Großbritannien und die Niederlande wollen eine "internationale Koalition" schmieden, um die Ukraine mit F-16-Kampfjets zu beliefern und bei der Ausbildung zu unterstützen, teilten beide Länder am Dienstag mit. Die Regierungschefs, Rishi Sunak und Mark Rutte, hätten sich darauf verständigt.

Was klingt, als würden die vielfachen Appelle der ukrainischen Regierung nun doch vom Westen erhört, ist im Detail kniffliger als es den Anschein hat. Beginnend damit, dass etwa Großbritannien - so wie Deutschland - keine eigenen F-16 in den Hangars seiner Luftwaffe hat. Dem Briten Sunak bliebe also in der Kampfjet-Koalition nur die Rolle desjenigen, der auf potenzielle Geberländer Druck macht.

Internationaler Druck bei Waffenlieferungen - diese Situation erscheint aus dem Winter noch sehr vertraut. Damals ging es darum, ob und wie schnell die Ukraine-Unterstützerländer Leopard-2-Kampfpanzer an Kiew liefern könnten. Nötig war dafür das Go von Bundeskanzler Olaf Scholz, gleich in zweifacher Hinsicht - zum einen für Lieferungen aus dem eigenen Bestand, aber auch für Genehmigungen von Gaben anderer Länder. Das Produktionsland muss an Lieferungen aus Drittländern seinen Haken machen.
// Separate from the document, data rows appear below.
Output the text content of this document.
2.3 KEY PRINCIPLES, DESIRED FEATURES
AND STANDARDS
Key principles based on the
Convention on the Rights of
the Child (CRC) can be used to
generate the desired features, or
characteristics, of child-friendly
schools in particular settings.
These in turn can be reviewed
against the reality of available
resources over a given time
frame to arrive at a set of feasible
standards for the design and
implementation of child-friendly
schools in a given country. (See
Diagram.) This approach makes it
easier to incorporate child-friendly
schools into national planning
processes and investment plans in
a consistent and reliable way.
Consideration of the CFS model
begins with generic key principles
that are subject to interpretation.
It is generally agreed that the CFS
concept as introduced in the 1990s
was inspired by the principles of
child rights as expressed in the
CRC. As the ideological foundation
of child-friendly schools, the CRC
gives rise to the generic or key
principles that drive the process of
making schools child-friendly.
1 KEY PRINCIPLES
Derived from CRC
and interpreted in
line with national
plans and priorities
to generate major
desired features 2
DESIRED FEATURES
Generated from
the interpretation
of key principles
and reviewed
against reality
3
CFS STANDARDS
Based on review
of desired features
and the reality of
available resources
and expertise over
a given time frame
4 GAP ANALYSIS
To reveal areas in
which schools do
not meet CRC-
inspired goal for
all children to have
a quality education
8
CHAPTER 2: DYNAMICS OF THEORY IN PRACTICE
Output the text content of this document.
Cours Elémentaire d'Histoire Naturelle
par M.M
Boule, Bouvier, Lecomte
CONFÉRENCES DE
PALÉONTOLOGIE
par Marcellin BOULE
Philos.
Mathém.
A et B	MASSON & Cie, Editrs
Im Auge des Sturms diesmal: Biden

Nun kündigt sich mit der Kampfjet-Koalition also die nächste internationale Kampagne an, und diesmal wird US-Präsident Joe Biden im Auge des Sturms stehen. Nicht nur könnten die USA, wo der Rüstungskonzern Lockheed Martin den Kampfjet seit fünf Jahrzehnten fertigt, ein zentraler Lieferant von F-16 für die Ukraine sein. Washington müsste auch die Unterstützung durch andere Staaten genehmigen.

Bislang zeigt das Weiße Haus weder in der einen noch in der anderen Frage Bereitschaft. Gleichzeitig unterstützen die USA die Ukraine an vielen Fronten dieses Krieges bereits sehr stark und stehen seit dem ersten Tag an der Spitze der helfenden Nationen. "Viele Länder hängen außerdem mit Blick auf ihre eigene Sicherheit von den USA ab, sodass es viel schwieriger als beim Leopard wird, diese PR-Kampagne zu fahren", sagt Gustav Gressel, Militärexperte am European Council on Foreign Relations (ECFR).

Da würde also Premier Sunak in seiner eingeschränkten Rolle als Druckmacher einiges auffahren müssen, um in Washington zu überzeugen, wobei er gute Argumente nutzen könnte mit Blick auf den bisherigen Kriegsverlauf:

Die Fähigkeit, die russische Luftwaffe abzuwehren, liegt auf der ukrainischen Seite hauptsächlich in der Flugabwehr, doch war diese von Beginn des Krieges an nicht in der Lage, Schutz für das gesamte, großflächige Staatsgebiet zu geben. Die ukrainische Luftwaffe hat darum auch die Aufgabe, die hierdurch klaffenden Lücken zu füllen. Sie sorgt dafür, dass sich russische Kampfflieger zumindest bedroht fühlen müssen, wenn sie in den ukrainischen Luftraum eindringen. Eine Strategie, die bislang relativ gut funktioniert.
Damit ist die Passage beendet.